“Türkiye’nin bugün demokrasiyle elde etmiş olduğu standartları bundan 10, 20, 30 yıl önce elde etmiş olsaydık, Türkiye bugün nerelerde, hangi seviyelerde olurdu, bunun hesabını yaptık mı, kendimize bu soruyu sorduk mu? Demokrasinin üzerindeki vesayet tartışmaları, AK Parti ile birlikte değil de çok daha öncesinde sona erseydi, bugün demokrasimiz hangi seviyelerde olurdu? Türkiye, çetelerle, mafyayla, karanlık örgütlerle mücadelesini ertelemesiydi, faili meçhullerin üzerine örtmeseydi, hukuk ve demokrasiyi tüm kurum ve kurullarıyla işletseydi acaba bugün nasıl bir ülkede yaşıyor olacaktık? Türkiye geçmişte içine kapanmasaydı, etrafına sanal duvarlar örmeseydi, aktif dış politika izleseydi, bölgesel ve küresel meselelerde daha güçlü roller üstlenseydi bugün nasıl bir Türkiye’de yaşıyor olurduk? işte biz bu soruları kendimize sorduk, soruyoruz ve soracağız. Biz kendimizi bu soruları sorma zorunluluğunda hissediyoruz. Ama aynı şekilde gelecek nesillerin bu soruları sormaması için elimizden geleni yapıyoruz.

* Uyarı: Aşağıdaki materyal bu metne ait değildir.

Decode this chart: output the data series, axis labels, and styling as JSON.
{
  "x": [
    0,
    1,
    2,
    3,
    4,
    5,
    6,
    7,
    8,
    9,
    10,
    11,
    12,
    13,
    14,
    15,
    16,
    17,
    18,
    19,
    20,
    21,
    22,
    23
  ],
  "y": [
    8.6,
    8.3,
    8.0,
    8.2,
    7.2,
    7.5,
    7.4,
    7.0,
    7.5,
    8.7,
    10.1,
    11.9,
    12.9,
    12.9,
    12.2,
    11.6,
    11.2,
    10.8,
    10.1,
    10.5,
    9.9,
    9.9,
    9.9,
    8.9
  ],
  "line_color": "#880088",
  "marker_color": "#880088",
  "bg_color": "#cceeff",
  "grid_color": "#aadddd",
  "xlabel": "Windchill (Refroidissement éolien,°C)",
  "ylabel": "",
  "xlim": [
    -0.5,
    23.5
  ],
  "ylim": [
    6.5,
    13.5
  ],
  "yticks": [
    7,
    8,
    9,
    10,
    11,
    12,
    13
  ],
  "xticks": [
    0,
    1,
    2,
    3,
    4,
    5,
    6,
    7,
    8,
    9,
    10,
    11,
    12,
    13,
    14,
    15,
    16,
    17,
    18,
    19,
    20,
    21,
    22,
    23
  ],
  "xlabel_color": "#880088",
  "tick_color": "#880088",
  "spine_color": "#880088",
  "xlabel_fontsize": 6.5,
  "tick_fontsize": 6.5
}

Biz artık şu soruyu da soruyoruz, hem de yüksek sesle, gür sesle; eğer Türkiye enerjisini, bütçesini, kazanımlarını, bütün bunların ötesinde huzurunu, refahını, gencecik fidan gibi delikanlılarını teröre kurban etmeseydi, Türkiye son 25 yılını terörle, çatışmayla, olağanüstü hal ile faili meçhullerle, boşaltılan köylerle, üzerine ayyıldızlı bayrağımızın örtüldüğü tabut görüntüleriyle heba etmeseydi bugün nerede olurdu?

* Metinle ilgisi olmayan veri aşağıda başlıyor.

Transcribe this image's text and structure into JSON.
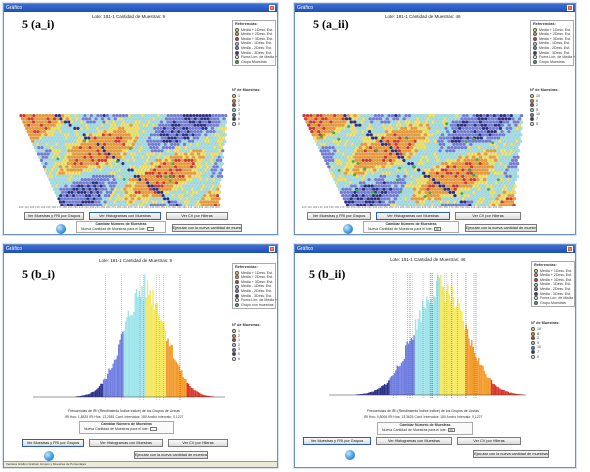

Eğer sorun daha ortaya çıkarken fark edilip gerekli tedbirler alınabilseydi, eğe mesele büyümeden çözüme kavuşturulsaydı on binlerce insanımız hayatını kaybetmeden, on binlercesi yaralanmadan ve yüz binlercesi mağdur olmadan bu mesele suhuletle çözülmüş olsaydı bugün Türkiye nerede olurdu? Bu soruları çoğaltarak sormanızı istiyorum. Milletçe sormamızı istiyorum. Aziz milletimizin bu soruları sormasını, bu meseleyi objektif şekilde enine boyuna sorgulamasın özellikle rica ediyorum. Ne oldu, nerede yanlış yapıldı? Nerede yanlış politikalar uygulandı, nerede yanlış tavırlar sergilendi? Bizim binlerce yıllık dostluğumuzun, akrabalığımızın, kardeşliğimizin kopacağına, çökeceğine, çürüyüp, bozulabileceğine kim nasıl inanma cüretini gösterdi de aramıza nifak tohumları ekme gayretine girdi? Bu iş bu kadar kolay mı? Binlerce yıldır bir arada yaşayan, kız alıp kız veren, birbirine akraba olan, birbirine kardeş olan, et ile tırnak haline gelen Türküyle, Kürt’üyle, Laz’ıyla, Çerkez’iyle, Boşnak’ıyla, Gürcüsüyle birbirinden ayırmak, birbirine düşman eylemek mümkün müdür, muhtemel midir?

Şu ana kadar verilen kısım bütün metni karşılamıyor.